Elevated dust emissions on the Colorado Plateau: Role of grazing vehicle disturbance, and increasing aridity

TitleElevated dust emissions on the Colorado Plateau: Role of grazing vehicle disturbance, and increasing aridity
Publication TypeConference Proceedings
Year of Publication2018
AuthorsNauman T, Duniway MC, Webb N, Belnap J
Conference NameSociety for Range Management Meeting
VolumeJanuary 28-February 2, 2018
Date Published01/28/2018
PublisherSociety for Range Management Meeting Proceedings
Conference LocationSparks, Nevada
ARIS Log Number350371
Abstract

Dust from drylands are of major concern to human society. Dust deposition onto snowpacks can hasten melt rates, resulting in lowered inputs into major rivers. Blowing dust can result in traffic accidents, respiratory disease, and high economic costs. To abate dust emissions, it is necessary to examine suspected sources such as unpaved roads and grazing lands. We measured aeolian sediment mass fluxes in low elevation rangelands and unsurfaced roads on the Colorado Plateau in Utah, USA. Empirical spatial modeling suggests that rangelands are producing ~92-93% of regional dust and roads ~7-8%. Measured ‘hot spots’ in sediment mass flux at 100 cm height rival the highest ever recorded including 7,460 gm-2day-1 (spring 2009) in an off-highway vehicle (OHV) area near Hanksville, UT, but were more commonly 50-2,000 gm-2day-1  in areas with heavy grazing or OHV use.  The overall mean measured rangeland sediment mass flux at 100 cm height was 5.14 gm-2day-1, considerably lower than grazed areas (~8-20 gm-2day-1) and OHV areas (414 gm-2day-1).
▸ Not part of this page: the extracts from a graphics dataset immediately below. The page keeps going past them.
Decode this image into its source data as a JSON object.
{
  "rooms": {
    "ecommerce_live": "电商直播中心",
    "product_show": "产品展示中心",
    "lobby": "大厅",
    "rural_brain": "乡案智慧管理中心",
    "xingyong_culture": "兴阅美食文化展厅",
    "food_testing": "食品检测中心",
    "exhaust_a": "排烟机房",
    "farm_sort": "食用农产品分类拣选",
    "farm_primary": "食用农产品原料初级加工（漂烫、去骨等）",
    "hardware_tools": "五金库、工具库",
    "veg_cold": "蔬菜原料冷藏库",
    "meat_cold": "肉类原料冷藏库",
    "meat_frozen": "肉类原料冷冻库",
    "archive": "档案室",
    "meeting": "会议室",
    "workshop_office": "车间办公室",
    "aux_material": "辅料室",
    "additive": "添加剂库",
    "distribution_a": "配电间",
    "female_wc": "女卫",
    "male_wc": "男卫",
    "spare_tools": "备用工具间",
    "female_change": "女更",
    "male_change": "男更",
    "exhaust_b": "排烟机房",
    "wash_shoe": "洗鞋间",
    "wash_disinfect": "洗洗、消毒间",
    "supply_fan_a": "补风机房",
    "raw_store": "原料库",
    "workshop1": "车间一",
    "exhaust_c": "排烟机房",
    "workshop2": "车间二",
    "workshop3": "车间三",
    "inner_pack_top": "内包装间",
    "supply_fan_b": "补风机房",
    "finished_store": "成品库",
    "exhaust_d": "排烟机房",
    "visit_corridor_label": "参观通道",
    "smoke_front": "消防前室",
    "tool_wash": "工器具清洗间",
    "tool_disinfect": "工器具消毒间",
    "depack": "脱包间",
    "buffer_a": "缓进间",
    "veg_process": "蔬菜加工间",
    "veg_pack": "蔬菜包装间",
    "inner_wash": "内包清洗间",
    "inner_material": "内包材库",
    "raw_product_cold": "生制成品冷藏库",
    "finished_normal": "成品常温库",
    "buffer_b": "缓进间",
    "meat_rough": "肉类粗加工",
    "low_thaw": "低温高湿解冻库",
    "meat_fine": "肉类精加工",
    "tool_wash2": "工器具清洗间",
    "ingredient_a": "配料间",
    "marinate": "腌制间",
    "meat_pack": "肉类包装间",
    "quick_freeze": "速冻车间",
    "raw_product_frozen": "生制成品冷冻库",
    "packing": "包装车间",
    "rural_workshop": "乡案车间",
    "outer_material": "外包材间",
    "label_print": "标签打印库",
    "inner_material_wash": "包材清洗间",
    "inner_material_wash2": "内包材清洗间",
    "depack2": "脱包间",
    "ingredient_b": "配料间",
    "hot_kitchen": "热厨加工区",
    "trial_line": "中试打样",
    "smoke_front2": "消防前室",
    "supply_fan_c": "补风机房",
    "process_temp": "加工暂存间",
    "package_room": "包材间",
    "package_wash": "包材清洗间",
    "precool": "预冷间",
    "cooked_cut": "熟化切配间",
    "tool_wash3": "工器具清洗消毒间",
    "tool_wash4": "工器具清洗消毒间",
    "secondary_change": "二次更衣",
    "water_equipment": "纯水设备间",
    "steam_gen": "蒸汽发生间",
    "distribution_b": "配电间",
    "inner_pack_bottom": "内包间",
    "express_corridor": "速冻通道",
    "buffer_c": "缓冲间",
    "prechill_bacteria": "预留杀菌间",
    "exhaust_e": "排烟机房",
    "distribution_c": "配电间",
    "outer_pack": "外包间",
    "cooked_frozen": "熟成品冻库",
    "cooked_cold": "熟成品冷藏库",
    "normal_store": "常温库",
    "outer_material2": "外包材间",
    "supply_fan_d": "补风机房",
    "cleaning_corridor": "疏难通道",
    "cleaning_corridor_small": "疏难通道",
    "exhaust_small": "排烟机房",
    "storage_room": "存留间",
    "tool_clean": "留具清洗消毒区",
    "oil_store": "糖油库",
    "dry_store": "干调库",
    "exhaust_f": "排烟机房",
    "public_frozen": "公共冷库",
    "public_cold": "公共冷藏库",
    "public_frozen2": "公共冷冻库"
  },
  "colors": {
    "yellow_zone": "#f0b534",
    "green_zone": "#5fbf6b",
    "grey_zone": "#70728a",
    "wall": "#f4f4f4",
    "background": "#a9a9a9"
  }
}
In contrast, a similar area monitored with minimal soil disturbance averaged 1.60 gm-2day-1 from 2007-2015. Annual sediment mass fluxes on all rangeland land use types (light/not grazed, moderately and heavily grazed, and OHV) generally increased with increasing annual temperature, increased winds, and decreasing precipitation. Mass fluxes measured just downwind of unpaved road sites averaged 13.14 gm-2day-1 with a maximum observed seasonal flux of 128.0 gm-2day-1 along a producing oil well access road. Four of the five highest road flux values (n=33 total) measured were adjacent to roads primarily used to access oil or gas well-pads, while one was a road servicing both recreation and well-pads. These findings suggest that predicted future regional mega-droughts may increase dust emissions already elevated due to land management, potentially further compromising air quality, hydrologic cycles, and other ecological services linked to dust.